Le indagini fin qui svolte e le enormi prospettive di ricerca, confermano che il Vicus ad Martis può essere considerato uno dei siti archeologici più importanti della regione Umbria.
L’impianto abitativo, luogo di scambi commerciali che sorgeva su un punto strategico che collegava Todi con l’antica via Flaminia, presenta strutture grandi e di pianta allungata, ordinatamente allineate nei due lati lungo l’asse viario principale Nord-Sud per oltre 600 metri, forse identificabili come magazzini, abitazioni e botteghe.

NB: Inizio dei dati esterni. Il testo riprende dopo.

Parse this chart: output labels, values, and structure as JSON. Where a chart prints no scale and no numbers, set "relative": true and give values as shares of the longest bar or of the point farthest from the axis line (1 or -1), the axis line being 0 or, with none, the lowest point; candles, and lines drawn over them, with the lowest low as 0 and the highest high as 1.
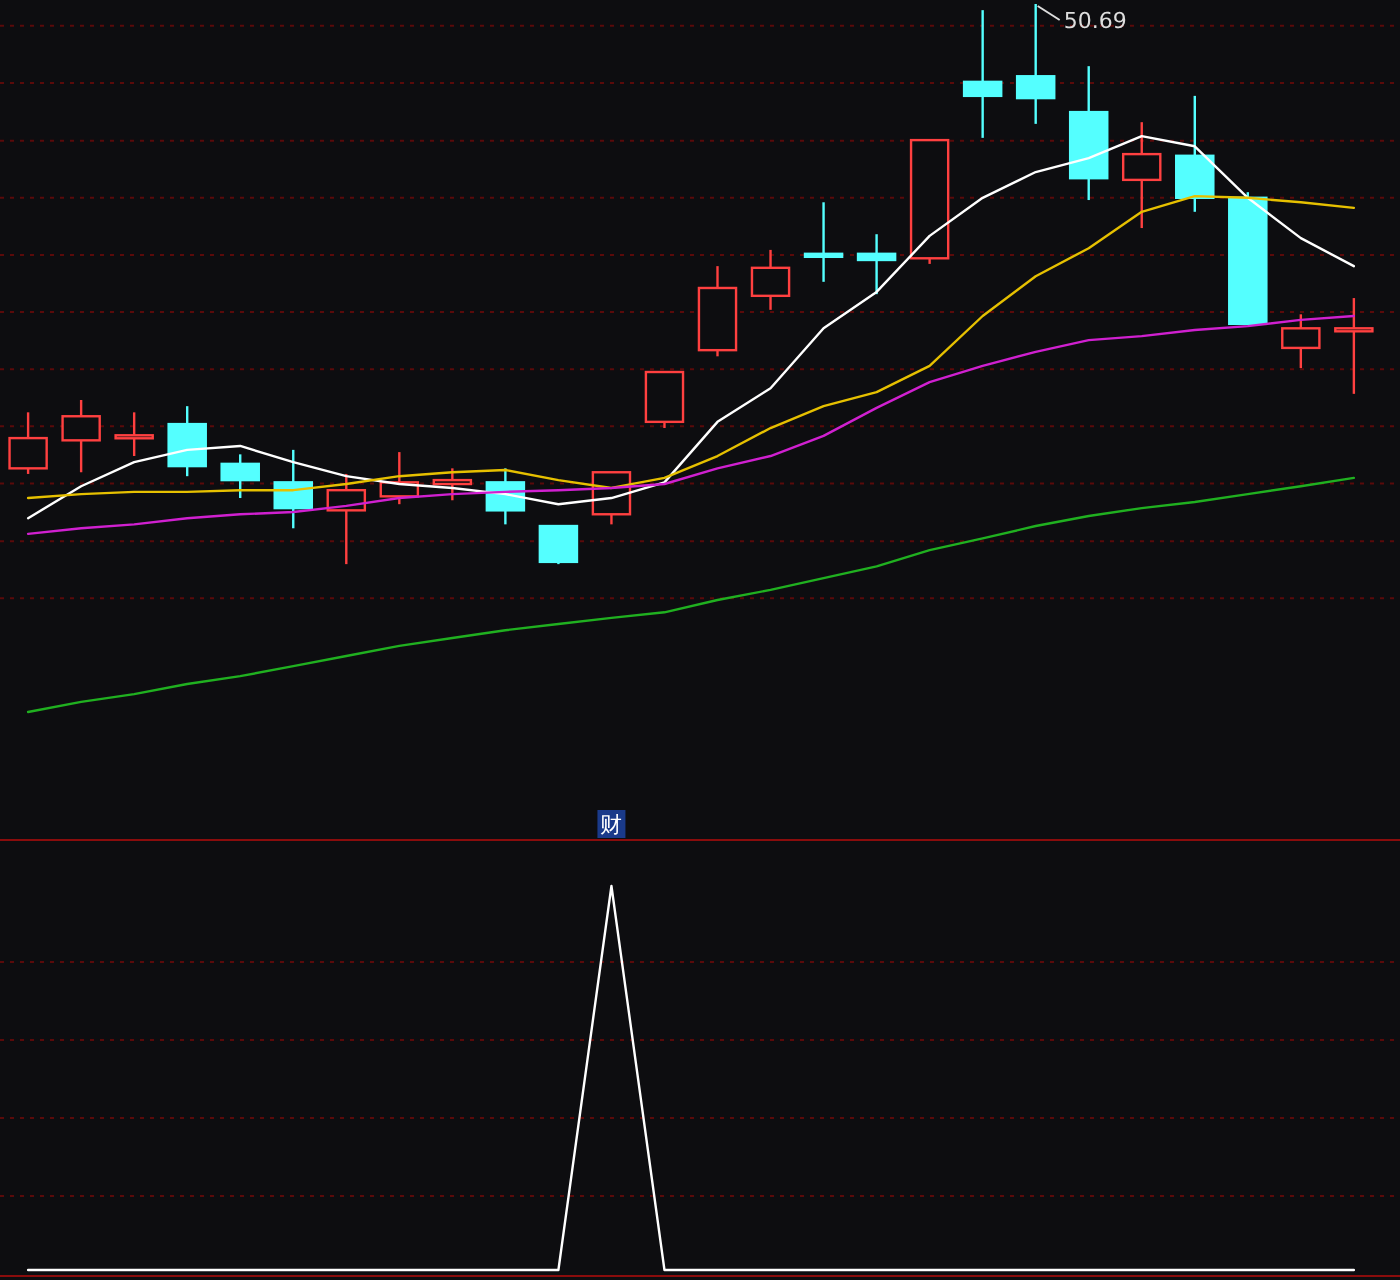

Nelle indagini geomagnetiche fin qui svolte, che saranno oggetto dei prossimi saggi di scavo, sono stati individuati due grandiosi edifici a pianta basilicale e una imponente struttura muraria sulla collina soprastante.
Il progetto è realizzato su concessione del Ministero dei Beni Culturali, con il patrocinio e collaborazione del Comune di Massa Martana e un contributo della famiglia Angelantoni.
I lavori di scavo vedono la partecipazione di un gruppo di studenti della Drew University di Madison, New Jersey coordinati dal prof. John Muccigrosso, direttore scientifico insieme al dott. Paolo Bruschetti della Soprintendenza per i Beni Archeologici dell’Umbria, con l’assistenza e il supporto tecnico di Intrageo-impresa archeologica di Todi.